# 剛安裝好　Gnome 2.12

## akar

　　挺好玩的，等我重啟一下 Gnome來看看。  :Cool: 

成功。　本來的2.11.92的 GApplet有問題，現在好了。

:

:

　　在論譠內自到一個外國的朋友說，他把Gnome在Gentoo的測試版本2.11.92改名，然後大部份都成功編譯以級安裝。

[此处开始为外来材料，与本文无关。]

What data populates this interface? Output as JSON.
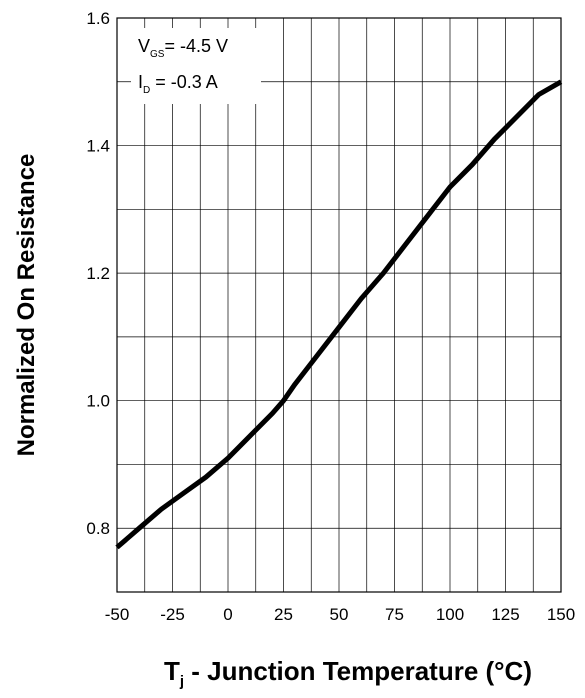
{
  "chart_data": {
    "type": "line",
    "x": [
      -50,
      -40,
      -30,
      -20,
      -10,
      0,
      10,
      20,
      25,
      30,
      40,
      50,
      60,
      70,
      80,
      90,
      100,
      110,
      120,
      130,
      140,
      150
    ],
    "y": [
      0.77,
      0.8,
      0.83,
      0.855,
      0.88,
      0.91,
      0.945,
      0.98,
      1.0,
      1.025,
      1.07,
      1.115,
      1.16,
      1.2,
      1.245,
      1.29,
      1.335,
      1.37,
      1.41,
      1.445,
      1.48,
      1.5
    ],
    "xlim": [
      -50,
      150
    ],
    "ylim": [
      0.7,
      1.6
    ],
    "x_ticks": [
      -50,
      -25,
      0,
      25,
      50,
      75,
      100,
      125,
      150
    ],
    "x_tick_labels": [
      "-50",
      "-25",
      "0",
      "25",
      "50",
      "75",
      "100",
      "125",
      "150"
    ],
    "y_ticks": [
      0.8,
      1.0,
      1.2,
      1.4,
      1.6
    ],
    "y_tick_labels": [
      "0.8",
      "1.0",
      "1.2",
      "1.4",
      "1.6"
    ],
    "ylabel": "Normalized On Resistance",
    "xlabel": {
      "main": "T",
      "sub": "j",
      "rest": " - Junction Temperature (°C)"
    },
    "grid": true,
    "annotation": {
      "line1": {
        "main": "V",
        "sub": "GS",
        "rest": "= -4.5 V"
      },
      "line2": {
        "main": "I",
        "sub": "D",
        "rest": " = -0.3 A"
      }
    },
    "line_color": "#000000"
  }
}
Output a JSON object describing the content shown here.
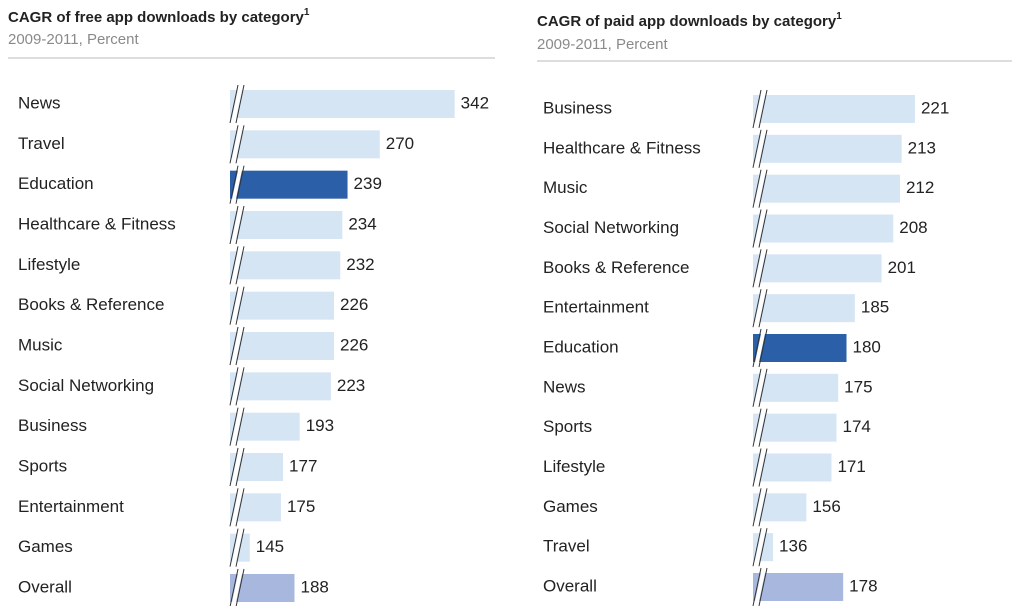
{
  "chart_data": [
    {
      "type": "bar",
      "orientation": "horizontal",
      "title": "CAGR of free app downloads by category",
      "title_footnote": "1",
      "subtitle": "2009-2011, Percent",
      "categories": [
        "News",
        "Travel",
        "Education",
        "Healthcare & Fitness",
        "Lifestyle",
        "Books & Reference",
        "Music",
        "Social Networking",
        "Business",
        "Sports",
        "Entertainment",
        "Games",
        "Overall"
      ],
      "values": [
        342,
        270,
        239,
        234,
        232,
        226,
        226,
        223,
        193,
        177,
        175,
        145,
        188
      ],
      "colors": [
        "#d6e5f4",
        "#d6e5f4",
        "#2b60a9",
        "#d6e5f4",
        "#d6e5f4",
        "#d6e5f4",
        "#d6e5f4",
        "#d6e5f4",
        "#d6e5f4",
        "#d6e5f4",
        "#d6e5f4",
        "#d6e5f4",
        "#a8b7dd"
      ],
      "xlim": [
        126,
        400
      ],
      "axis_break": true
    },
    {
      "type": "bar",
      "orientation": "horizontal",
      "title": "CAGR of paid app downloads by category",
      "title_footnote": "1",
      "subtitle": "2009-2011, Percent",
      "categories": [
        "Business",
        "Healthcare & Fitness",
        "Music",
        "Social Networking",
        "Books & Reference",
        "Entertainment",
        "Education",
        "News",
        "Sports",
        "Lifestyle",
        "Games",
        "Travel",
        "Overall"
      ],
      "values": [
        221,
        213,
        212,
        208,
        201,
        185,
        180,
        175,
        174,
        171,
        156,
        136,
        178
      ],
      "colors": [
        "#d6e5f4",
        "#d6e5f4",
        "#d6e5f4",
        "#d6e5f4",
        "#d6e5f4",
        "#d6e5f4",
        "#2b60a9",
        "#d6e5f4",
        "#d6e5f4",
        "#d6e5f4",
        "#d6e5f4",
        "#d6e5f4",
        "#a8b7dd"
      ],
      "xlim": [
        124,
        280
      ],
      "axis_break": true
    }
  ]
}
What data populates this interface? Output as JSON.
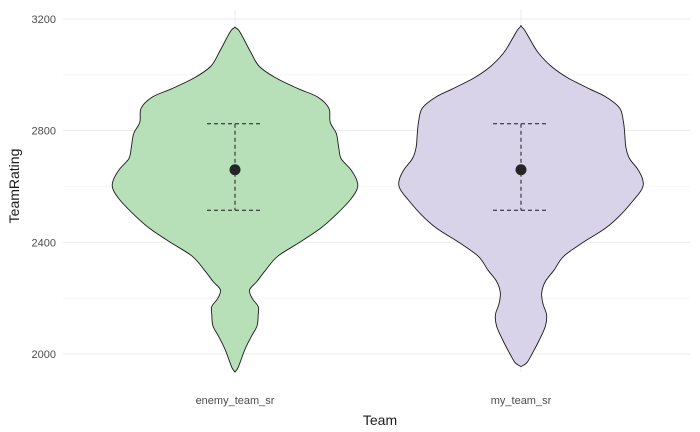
{
  "chart_data": {
    "type": "violin",
    "title": "",
    "xlabel": "Team",
    "ylabel": "TeamRating",
    "categories": [
      "enemy_team_sr",
      "my_team_sr"
    ],
    "ylim": [
      1930,
      3200
    ],
    "yticks": [
      2000,
      2400,
      2800,
      3200
    ],
    "grid": true,
    "legend": "none",
    "series": [
      {
        "category": "enemy_team_sr",
        "fill": "#b8e0b8",
        "mean": 2660,
        "lower": 2515,
        "upper": 2825,
        "min": 1935,
        "max": 3170,
        "profile": [
          [
            1935,
            0.0
          ],
          [
            1950,
            0.024
          ],
          [
            1980,
            0.05
          ],
          [
            2020,
            0.085
          ],
          [
            2060,
            0.13
          ],
          [
            2100,
            0.18
          ],
          [
            2140,
            0.19
          ],
          [
            2170,
            0.19
          ],
          [
            2200,
            0.14
          ],
          [
            2230,
            0.12
          ],
          [
            2260,
            0.18
          ],
          [
            2300,
            0.25
          ],
          [
            2350,
            0.35
          ],
          [
            2400,
            0.53
          ],
          [
            2450,
            0.7
          ],
          [
            2500,
            0.83
          ],
          [
            2550,
            0.94
          ],
          [
            2590,
            1.0
          ],
          [
            2620,
            1.0
          ],
          [
            2660,
            0.95
          ],
          [
            2700,
            0.87
          ],
          [
            2740,
            0.85
          ],
          [
            2790,
            0.83
          ],
          [
            2830,
            0.78
          ],
          [
            2880,
            0.77
          ],
          [
            2920,
            0.68
          ],
          [
            2950,
            0.52
          ],
          [
            2990,
            0.33
          ],
          [
            3030,
            0.2
          ],
          [
            3080,
            0.13
          ],
          [
            3130,
            0.07
          ],
          [
            3160,
            0.03
          ],
          [
            3170,
            0.0
          ]
        ]
      },
      {
        "category": "my_team_sr",
        "fill": "#d9d3ea",
        "mean": 2660,
        "lower": 2515,
        "upper": 2825,
        "min": 1955,
        "max": 3175,
        "profile": [
          [
            1955,
            0.0
          ],
          [
            1970,
            0.05
          ],
          [
            2000,
            0.09
          ],
          [
            2050,
            0.15
          ],
          [
            2100,
            0.2
          ],
          [
            2140,
            0.21
          ],
          [
            2180,
            0.18
          ],
          [
            2220,
            0.17
          ],
          [
            2260,
            0.2
          ],
          [
            2300,
            0.27
          ],
          [
            2350,
            0.35
          ],
          [
            2400,
            0.51
          ],
          [
            2450,
            0.69
          ],
          [
            2500,
            0.82
          ],
          [
            2550,
            0.92
          ],
          [
            2590,
            0.99
          ],
          [
            2620,
            1.0
          ],
          [
            2660,
            0.96
          ],
          [
            2700,
            0.89
          ],
          [
            2740,
            0.86
          ],
          [
            2790,
            0.85
          ],
          [
            2830,
            0.84
          ],
          [
            2880,
            0.81
          ],
          [
            2920,
            0.7
          ],
          [
            2950,
            0.56
          ],
          [
            2990,
            0.38
          ],
          [
            3030,
            0.25
          ],
          [
            3080,
            0.14
          ],
          [
            3130,
            0.07
          ],
          [
            3160,
            0.03
          ],
          [
            3175,
            0.0
          ]
        ]
      }
    ]
  }
}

這個主意不錯，於是自己今天找個時間就用這個方法，成功把Gnome 2.12安裝好了。

　　主要用了一些小文字處理的工具（sed,awk），寫了一個腳本（bash），還有就是時間和耐心。 :Smile: 

想自己也來試一下的，這是那些ebuilds檔：

http://www.geocities.com/akarchen/forum/gentoo212.portage.local.tgz

有意見，或碰上問題，不妨在此發帖。

----------

## punkid

感觉gnome越来越臃肿,越来越慢了.而且从2.8开始,只要一加载fcitx,gnome-panel就会崩溃.

还有就是编译耗时  :Wink: 

----------

## dundas

ok, nice.

i also had problem wiz gnome-panel, but after debug and then ungrade, it's fine now.

----------

## wangxiaohu

 *dundas wrote:*   

> ok, nice.
> 
> i also had problem wiz gnome-panel, but after debug and then ungrade, it's fine now.

 

Dundas goes to GNOME, finally.

----------

## EricHsu

 *punkid wrote:*   

> 感觉gnome越来越臃肿,越来越慢了.而且从2.8开始,只要一加载fcitx,gnome-panel就会崩溃.
> 
> 还有就是编译耗时 

 

其实软件开发人员多多少少都有完美主义/精简主义的, 对于 gnome 的 "臃肿" 和 "慢", gnome 社区里也有这样的声音, gnome 开发者们也是在努力调整, 优化. 像 2.8 到 2.10, gnome 的文件管理器 nautilus 就经历了一次大变动 (尽管外观还是和原来一样), 轻巧了许多. 开源软件的好处就在于此, 社区的需求一步步推动着软件越做越好, 我们总能期待一个更好的下一个版本  :Wink: 

至于加载 fcitx, gnome-panel 崩溃的问题, 有可能是你之前遗留的比如 2.6 的一些配置文件里有问题, 可以试着把个人目录下 gnome 相关的一些目录: .gnome/ .gnome2/ .gconf/ .gconfd/ 这些目录挪开或者删除, 再进入 gnome 试试 : )

编译耗时? gentoo 的魅力不就在这里嘛, hh

----------

## EricHsu

明天就搬家里的机器来公司 update, compile, update, compile~  :Very Happy: 

----------

## punkid

第一次装gentoo时，编译的gnome是2.8,gnome-panel就出了问题。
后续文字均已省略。